The athletes are serious-minded in their pursuit, despite the relentless bleating of bagpipes.

"Personally, I hate them," says Bailey's wife, Kim, "but Harrison insisted on them at our wedding."

The weekend's weather was perfect, which was not true in Scotland, where he has competed three times at the Halkirk Highland Games. He has also traveled to Canada and Brazil, all his expenses covered.

Wet weather doesn't help, nor do the huge divots in the field. On Saturday, Mike Zolkiewicz, of Springfield, Mass., stumbled in a hole while holding the 18-foot-4-inch, 139-pound caber, which fell on his foot. Unlike other pro sports, there were no medics standing by.

Bailey had modest hopes for this year's games despite being the poster boy for the Classic, his picture plastered on the brochure of events.

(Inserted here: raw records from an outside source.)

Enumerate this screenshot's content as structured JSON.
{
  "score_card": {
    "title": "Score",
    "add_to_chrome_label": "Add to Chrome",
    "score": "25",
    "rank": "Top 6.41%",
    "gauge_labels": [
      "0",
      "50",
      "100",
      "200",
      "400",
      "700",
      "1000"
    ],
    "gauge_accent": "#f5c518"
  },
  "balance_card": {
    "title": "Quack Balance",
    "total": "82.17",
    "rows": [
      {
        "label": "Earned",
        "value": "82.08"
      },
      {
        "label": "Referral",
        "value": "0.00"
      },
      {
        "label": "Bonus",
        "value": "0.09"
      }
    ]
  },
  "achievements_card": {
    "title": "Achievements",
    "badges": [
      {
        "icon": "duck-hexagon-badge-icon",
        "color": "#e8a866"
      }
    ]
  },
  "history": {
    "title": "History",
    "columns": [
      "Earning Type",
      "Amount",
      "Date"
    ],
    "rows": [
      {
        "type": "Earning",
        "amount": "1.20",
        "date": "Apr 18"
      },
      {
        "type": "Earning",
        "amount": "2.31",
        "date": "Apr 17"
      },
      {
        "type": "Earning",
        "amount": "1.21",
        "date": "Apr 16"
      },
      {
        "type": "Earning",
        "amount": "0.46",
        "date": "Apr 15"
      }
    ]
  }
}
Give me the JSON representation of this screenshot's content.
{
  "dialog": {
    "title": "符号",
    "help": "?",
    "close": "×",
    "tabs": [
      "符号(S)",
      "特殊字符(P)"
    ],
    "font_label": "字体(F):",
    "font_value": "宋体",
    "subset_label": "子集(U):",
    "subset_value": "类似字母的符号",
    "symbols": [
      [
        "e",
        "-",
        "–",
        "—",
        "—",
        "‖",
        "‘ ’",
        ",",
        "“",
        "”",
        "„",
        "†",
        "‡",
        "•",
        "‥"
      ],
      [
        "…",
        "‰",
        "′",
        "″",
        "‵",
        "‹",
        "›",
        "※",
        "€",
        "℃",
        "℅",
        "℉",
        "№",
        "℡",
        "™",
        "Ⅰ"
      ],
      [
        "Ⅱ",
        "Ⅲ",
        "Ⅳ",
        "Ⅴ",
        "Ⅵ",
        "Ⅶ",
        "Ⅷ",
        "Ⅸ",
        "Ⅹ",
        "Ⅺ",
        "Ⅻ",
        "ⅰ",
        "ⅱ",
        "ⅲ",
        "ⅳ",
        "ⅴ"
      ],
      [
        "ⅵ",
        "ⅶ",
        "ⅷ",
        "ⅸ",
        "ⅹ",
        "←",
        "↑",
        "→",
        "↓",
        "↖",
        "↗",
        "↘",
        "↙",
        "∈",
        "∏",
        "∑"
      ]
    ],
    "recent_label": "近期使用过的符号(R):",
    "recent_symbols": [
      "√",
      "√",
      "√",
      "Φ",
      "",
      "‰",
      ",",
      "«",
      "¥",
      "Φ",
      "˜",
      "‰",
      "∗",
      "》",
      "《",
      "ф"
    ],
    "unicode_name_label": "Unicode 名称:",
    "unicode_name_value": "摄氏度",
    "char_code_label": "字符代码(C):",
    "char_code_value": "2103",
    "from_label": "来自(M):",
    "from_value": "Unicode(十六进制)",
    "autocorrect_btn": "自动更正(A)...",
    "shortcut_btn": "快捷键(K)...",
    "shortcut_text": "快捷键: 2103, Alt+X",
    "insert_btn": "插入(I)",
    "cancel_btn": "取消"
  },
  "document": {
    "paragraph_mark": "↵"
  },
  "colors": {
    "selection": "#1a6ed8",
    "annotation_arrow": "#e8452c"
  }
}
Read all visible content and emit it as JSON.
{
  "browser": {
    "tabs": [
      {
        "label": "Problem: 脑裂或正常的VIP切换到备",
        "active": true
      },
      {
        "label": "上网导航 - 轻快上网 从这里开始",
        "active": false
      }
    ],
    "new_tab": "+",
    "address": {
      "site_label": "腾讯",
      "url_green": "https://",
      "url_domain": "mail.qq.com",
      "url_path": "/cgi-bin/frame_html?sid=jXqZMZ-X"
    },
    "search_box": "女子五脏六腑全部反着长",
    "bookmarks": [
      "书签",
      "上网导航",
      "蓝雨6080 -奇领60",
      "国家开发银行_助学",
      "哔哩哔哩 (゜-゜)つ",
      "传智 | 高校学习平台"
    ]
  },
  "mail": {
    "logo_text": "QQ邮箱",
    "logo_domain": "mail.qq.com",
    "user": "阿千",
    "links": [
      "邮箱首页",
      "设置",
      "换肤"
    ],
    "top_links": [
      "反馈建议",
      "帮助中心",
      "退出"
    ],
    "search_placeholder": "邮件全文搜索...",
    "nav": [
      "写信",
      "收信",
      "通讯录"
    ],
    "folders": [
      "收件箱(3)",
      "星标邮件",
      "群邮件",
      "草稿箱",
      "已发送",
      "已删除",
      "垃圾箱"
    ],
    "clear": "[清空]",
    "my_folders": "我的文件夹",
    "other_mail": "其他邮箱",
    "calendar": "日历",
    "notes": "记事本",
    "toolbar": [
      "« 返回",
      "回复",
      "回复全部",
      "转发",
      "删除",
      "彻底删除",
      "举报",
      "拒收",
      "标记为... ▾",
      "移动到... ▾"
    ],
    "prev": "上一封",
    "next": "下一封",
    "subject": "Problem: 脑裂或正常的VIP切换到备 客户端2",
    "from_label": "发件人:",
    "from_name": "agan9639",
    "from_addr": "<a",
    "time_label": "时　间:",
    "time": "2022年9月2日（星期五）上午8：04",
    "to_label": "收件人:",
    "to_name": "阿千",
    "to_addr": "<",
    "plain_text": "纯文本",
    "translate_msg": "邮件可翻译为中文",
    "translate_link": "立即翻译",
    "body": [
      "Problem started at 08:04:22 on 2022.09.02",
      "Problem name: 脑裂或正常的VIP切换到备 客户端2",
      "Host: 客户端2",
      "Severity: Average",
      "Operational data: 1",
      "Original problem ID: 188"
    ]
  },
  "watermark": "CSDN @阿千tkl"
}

"The organizers begged Harrison to compete," Kim Bailey said. In May, he tore his right biceps in competition. Despite having a practice area in his backyard, preparation has been limited.

Walking around the Celtic Classic between events, it was possible to see tots in kilts and cops in kilts, heavily made-up dancers in kilts, and many a punk in tats, piercings and skirt.

It turns out there's a very thin line between Celt and punk.

Festival savories included shepherd's pie, corned beef and cabbage, Irish beef stew in soda bread, meat pies, Irish tacos (the usual toppings on a bed of potatoes), and, naturally, good old haggis.

Frank Donovan, of Glenside, sported a Scotland cap and an jjIrish name, though he originally hails from Liverpool. Donovan brought 350 pounds of haggis, which was selling briskly, made with ground beef - "too hard to find mutton" - lamb hearts, lamb liver, oatmeal (yes, oatmeal), and seasonings, $6 a scoop or in puff pastry.

In the interest of investigative reporting, haggis was sampled.

It has nothing on paté.

Or even chopped liver.

In the end, after the challenge caber toss Sunday, Harrison Bailey III was no longer U.S. champion. The torn right biceps had done him in, though he had competed valiantly, besting his event record in the sheaf toss at 34 feet, 1 inch.

Larry Brock of Charlotte, N.C., was the new victor, followed by Sean Betz of Omaha, Neb., and Ryan Vierra of Stevinson, Calif.

The hometown favorite had come in a respectable fifth out of 10. Bailey had a scheduled MRI yesterday to see if surgery was necessary.

But before surgery, he has one last competition to complete, the St. Andrew's Society of Connecticut Scottish Festival this weekend in Goshen, Conn., finishing this year's circuit.